Well, we return this time.
And then we use it in the usual if to control debounce and other activities. Just do not forget to also suspend interruptions while checking the current time point - or rather, use the GetUSec macro.

results


This timer turned out to be a highly convenient solution for me. I think it will be useful to you. And I applied it in the following projects:

Dear users from other platforms can prompt me the initialization code of the corresponding timer, as well as the rules for access to it - I'll add it here. It is possible that for other platforms it will be necessary to pick up other times.
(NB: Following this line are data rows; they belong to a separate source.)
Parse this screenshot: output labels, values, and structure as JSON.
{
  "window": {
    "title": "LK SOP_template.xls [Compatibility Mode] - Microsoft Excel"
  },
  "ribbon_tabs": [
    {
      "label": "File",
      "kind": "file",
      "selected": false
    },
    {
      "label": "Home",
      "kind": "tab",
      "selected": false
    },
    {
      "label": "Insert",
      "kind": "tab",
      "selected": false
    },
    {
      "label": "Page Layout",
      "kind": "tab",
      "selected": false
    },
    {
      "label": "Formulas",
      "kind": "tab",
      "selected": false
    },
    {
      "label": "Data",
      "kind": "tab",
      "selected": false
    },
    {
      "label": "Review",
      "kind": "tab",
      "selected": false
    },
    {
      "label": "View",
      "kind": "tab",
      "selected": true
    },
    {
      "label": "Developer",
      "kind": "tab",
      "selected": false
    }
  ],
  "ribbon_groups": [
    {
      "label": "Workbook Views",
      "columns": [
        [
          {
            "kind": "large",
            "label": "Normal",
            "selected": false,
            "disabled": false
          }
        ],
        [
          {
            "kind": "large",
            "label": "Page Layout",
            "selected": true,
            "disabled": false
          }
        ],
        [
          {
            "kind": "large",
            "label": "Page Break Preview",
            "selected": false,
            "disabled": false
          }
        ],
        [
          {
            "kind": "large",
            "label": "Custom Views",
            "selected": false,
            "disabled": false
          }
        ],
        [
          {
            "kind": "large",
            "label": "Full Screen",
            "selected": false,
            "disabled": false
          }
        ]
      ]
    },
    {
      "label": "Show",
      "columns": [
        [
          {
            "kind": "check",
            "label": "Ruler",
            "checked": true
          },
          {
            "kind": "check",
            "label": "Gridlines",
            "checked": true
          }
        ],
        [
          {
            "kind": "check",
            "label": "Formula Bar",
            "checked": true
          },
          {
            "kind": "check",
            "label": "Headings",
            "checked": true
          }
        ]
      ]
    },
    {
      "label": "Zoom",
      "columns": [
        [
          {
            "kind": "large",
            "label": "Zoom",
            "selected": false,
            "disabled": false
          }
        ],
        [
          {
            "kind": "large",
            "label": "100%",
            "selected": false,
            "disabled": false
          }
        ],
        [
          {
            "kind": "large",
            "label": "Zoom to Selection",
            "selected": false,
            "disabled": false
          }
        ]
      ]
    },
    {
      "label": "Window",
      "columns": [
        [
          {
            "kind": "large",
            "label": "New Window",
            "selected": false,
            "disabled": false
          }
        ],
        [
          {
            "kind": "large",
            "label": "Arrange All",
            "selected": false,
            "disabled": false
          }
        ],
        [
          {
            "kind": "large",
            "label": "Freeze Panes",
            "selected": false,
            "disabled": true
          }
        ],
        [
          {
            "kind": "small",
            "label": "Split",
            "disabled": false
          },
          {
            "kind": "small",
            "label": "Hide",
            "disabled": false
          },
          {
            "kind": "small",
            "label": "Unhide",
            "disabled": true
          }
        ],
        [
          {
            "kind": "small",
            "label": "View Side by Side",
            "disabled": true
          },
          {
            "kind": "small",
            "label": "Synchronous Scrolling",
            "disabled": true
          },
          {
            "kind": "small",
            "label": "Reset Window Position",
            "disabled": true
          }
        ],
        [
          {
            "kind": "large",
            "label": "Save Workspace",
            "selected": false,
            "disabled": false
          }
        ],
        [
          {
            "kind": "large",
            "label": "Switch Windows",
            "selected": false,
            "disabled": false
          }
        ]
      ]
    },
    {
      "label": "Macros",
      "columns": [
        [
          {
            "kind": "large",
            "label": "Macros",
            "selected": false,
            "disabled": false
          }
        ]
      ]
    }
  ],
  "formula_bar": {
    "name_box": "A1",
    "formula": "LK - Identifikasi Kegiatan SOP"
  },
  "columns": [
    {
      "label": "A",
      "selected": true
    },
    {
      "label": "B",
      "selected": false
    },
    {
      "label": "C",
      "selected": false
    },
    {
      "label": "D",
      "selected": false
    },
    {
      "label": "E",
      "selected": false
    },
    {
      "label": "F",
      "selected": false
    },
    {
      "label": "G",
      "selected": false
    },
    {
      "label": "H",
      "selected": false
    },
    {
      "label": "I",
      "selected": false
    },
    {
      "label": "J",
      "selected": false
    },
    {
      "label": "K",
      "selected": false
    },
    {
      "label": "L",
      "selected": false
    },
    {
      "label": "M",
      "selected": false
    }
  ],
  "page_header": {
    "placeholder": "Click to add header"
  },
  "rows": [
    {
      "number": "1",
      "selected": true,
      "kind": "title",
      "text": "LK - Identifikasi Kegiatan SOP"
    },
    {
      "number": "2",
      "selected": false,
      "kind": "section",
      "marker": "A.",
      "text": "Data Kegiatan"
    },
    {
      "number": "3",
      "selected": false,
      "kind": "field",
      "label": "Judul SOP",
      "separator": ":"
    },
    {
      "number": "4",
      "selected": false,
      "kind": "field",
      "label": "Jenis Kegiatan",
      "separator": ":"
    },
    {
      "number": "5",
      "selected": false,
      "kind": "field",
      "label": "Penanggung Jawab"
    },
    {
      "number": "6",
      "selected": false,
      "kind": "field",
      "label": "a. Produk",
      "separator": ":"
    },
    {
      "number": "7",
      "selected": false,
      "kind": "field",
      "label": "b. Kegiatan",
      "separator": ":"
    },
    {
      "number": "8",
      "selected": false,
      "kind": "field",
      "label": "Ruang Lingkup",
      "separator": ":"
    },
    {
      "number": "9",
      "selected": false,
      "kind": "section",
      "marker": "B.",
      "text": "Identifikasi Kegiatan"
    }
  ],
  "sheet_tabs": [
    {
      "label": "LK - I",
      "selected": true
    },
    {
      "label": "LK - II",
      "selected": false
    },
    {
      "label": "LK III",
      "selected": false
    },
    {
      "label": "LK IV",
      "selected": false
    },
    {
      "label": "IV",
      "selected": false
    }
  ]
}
But in any case, it should be something within a few microseconds for the timer itself and something multiple of 100 microseconds for the counter variable. For, as it turned out, sometimes one millisecond is not enough.

UPD

A few words about the stability of quartz resonators


As the nerudo corrected me absolutely exactly in the comments, it can be counted for almost 5 days with a step of 2/3 microseconds, but the error of these calculations is not zero ...
Take that quartz HC49 / S at 12 MHz that I use. The manufacturer KSS declared accuracy + -15 ... + -50 x 1e-6 - this is the same ppm . If I am not mistaken, this means that in 1 second an error of 15 microseconds runs through. So, in 4.97 days we will get an error of 268 milliseconds. If we take quartz more abruptly - say, with 1 ppm, then we get 18 milliseconds in the same time.
Not a fountain on one side. On the other hand, we do not make a high-end chronometer! At least, I do not set myself such a task. We must take into account this fact.
We faced this problem - how to achieve an accuracy of 1 millisecond in 45 minutes between two separated devices. But about it already another time.